Seriously, I can handle the occasional “bump.” Like when you hear a click in the night that wakes you up only to hear the next sound being the heater starting up. Or the loud thud that scared me so bad I caught my breathe and wanted to wake my sleeping husband. No, he was not in bed beside me and yes, he was the originator of the thud as he moved around the house in the dark.

These things have explanations and I can handle them. What I can’t handle are the noiseless things that move in the night or the unseen things that a part of you senses, but you cannot physically see or hear them. These are the things that totally freak me out. Sure, they may be part of my overactive imagination, but what if they’re not?

My husband has spoken a few times about going to California for a week on business. I would be left home alone to write to my heart’s content. My second confession, I really don’t want to be alone at night in this big house. Because of the design of this room I call my office; I must sit with my back to the doorway. Last night when I couldn’t sleep and sat here diligently working at my desk, every once and while I would look up at the open door leading to the rest of the house. Just in case. You never know what lurks silently in old houses.

My third confession is that when I was a child and yes sometimes still, I would fear cars and trucks Car Grillescoming up the road by my home.  Don’t ask me the origin of this phobia; it really makes no sense. All I can think is that the grill on the cars from the 1950s and 60s left a deep, tortured impression upon my psyche. Anyway, to this day I sometimes fear a vehicle “sneaking up” on me.

So why do I love scary stories enough to write them, am I in some subconscious way a masochist desiring to scare myself into insanity? No, probably not.

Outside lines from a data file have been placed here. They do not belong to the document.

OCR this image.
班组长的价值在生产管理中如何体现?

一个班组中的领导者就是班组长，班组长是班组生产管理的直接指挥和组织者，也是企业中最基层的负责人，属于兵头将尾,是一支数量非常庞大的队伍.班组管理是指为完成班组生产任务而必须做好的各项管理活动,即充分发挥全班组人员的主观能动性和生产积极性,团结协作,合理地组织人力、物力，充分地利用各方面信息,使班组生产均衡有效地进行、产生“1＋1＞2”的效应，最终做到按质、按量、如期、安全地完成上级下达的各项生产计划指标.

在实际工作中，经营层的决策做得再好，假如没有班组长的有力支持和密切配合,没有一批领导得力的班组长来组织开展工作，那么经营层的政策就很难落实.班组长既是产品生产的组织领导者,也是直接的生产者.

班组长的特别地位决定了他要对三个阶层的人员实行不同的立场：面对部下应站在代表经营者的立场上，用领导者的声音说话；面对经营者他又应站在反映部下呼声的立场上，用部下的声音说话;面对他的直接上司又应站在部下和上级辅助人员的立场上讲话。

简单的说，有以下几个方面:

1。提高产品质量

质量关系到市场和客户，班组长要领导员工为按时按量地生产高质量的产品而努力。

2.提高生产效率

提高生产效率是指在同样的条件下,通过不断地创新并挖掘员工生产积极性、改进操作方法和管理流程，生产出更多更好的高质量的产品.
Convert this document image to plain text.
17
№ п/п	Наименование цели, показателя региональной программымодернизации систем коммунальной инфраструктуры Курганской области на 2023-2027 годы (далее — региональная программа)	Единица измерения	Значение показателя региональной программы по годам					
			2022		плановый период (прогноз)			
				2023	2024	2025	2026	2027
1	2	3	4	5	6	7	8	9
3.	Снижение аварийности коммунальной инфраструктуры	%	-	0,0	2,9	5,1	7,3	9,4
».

I think it’s for the same reason that as a child I use to love reading ghost stories or as a teenager babysitting my niece I read the THE AMITYVILLE HORROR in one setting. Reading horror does for me what other books don’t. It entertains me and at the same time forces me to face my fears.

And so I continue writing my own dark fiction, The Gathering, based on a place I once lived. My last confession, I am so glad we moved because in a certain point in the story my heroine, who is roughly based on me, has a near fatal fall… Yes, my own writing really does scare me!